J.N. Williamson's "The Girl Of My Dreams" - in which a teenage boy attends a carnival peepshow and becomes entranced by a performer there, who asks for his help - is a well-written story that builds to a weak climax. Williamson does an excellent job of capturing the horny, hormone-soaked thought processes of the boy (the story seems to be set sometime in the late 50s or early 60s) but clumsily only half-delivers on its ultimate point and story.
"Down To The Sea" by Nancy Holder has two lovers travel to a remote, obscure Pacific Northwest island in search of a musical recluse, only to find themselves among a strange cult of island folk with definitive ideas about boating accidents and drowning. The story works better as a character study and suspense scenario than a full-on story but is well-done for all that.
The best of my reads was "Glory" by Nicholas Royle, in which an anxiety prone young man attends the wedding of a friend, ostensibly to fill the role of a non-professional background photographer, but accrued details, his aversion to the a fellow attendee (the school bully) and his fixation on a young girl makes us question our unreliable narrator. This is an ambiguous story that uses its ambiguity well - by the end we can't be sure if something terrible has happened in the past, in the moment, or is yet to happen, but it is still a solid, creepy read.

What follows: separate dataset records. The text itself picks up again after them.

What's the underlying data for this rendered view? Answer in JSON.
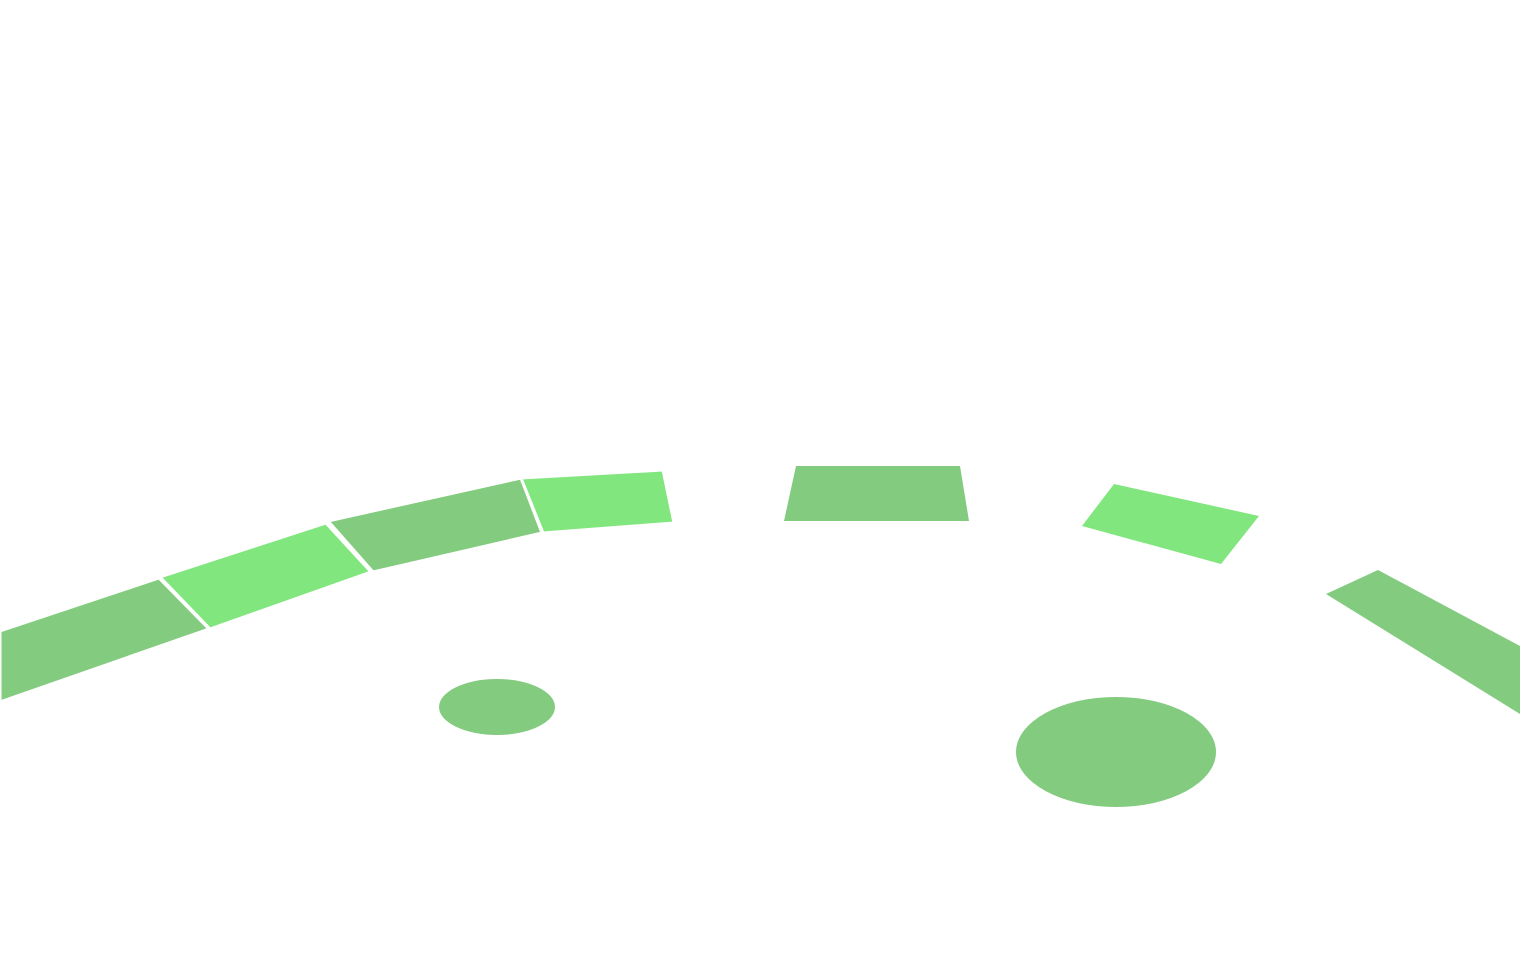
{
  "scene": {
    "background_color": "#ffffff",
    "colors": {
      "tile_dark": "#83cb7f",
      "tile_light": "#81e67e",
      "hole": "#83cb7f",
      "tile_border": "#ffffff"
    },
    "track": {
      "tiles": [
        {
          "name": "track-tile-1",
          "shade": "dark"
        },
        {
          "name": "track-tile-2",
          "shade": "light"
        },
        {
          "name": "track-tile-3",
          "shade": "dark"
        },
        {
          "name": "track-tile-4",
          "shade": "light"
        },
        {
          "name": "track-tile-5",
          "shade": "dark"
        },
        {
          "name": "track-tile-6",
          "shade": "light"
        },
        {
          "name": "track-tile-7",
          "shade": "dark"
        }
      ]
    },
    "holes": [
      {
        "name": "hole-small"
      },
      {
        "name": "hole-large"
      }
    ]
  }
}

A mostly-decent collection of stories written on the theme of superstition. My favorite was Nicholas Royle's "Glory," an unsettling story about an amateur wedding photographer who keeps seeing something strange in his camera's viewfinder. The narrator has a superstition similar to one I confess to entertaining at various times in my life: that certain events exist in a sort of quantum state, and don't become definite until you observe--or choose not to observe--them. Another standout was Robert Holdstock's "The Silvering," in which a man is determined to discover why his favorite selkie lover hasn't returned to him.
This anthology is a 3.5 star read for me. There were a few major standouts and a lot of really good stories, leaving a lower than usual number of crappy ones. The main issue here is the marketing of the book. Peter Crowther wanted to put together an anthology based on superstitions. You won’t find that information on the cover though, and that’s probably because the idea failed spectacularly. Most of the authors admit to having no superstitions and a majority of the stories have no ties or merely superficial ones to the subject. If he had dropped the idea this could have been a better collection, as some of the stories felt forced to weave in some kind of superstition instead of focusing on telling a better story. Like I said, this is still a nice collection with fewer than usual clunkers but it’s brought down a bit by the editor’s stubborn refusal to give up on a tenuous idea.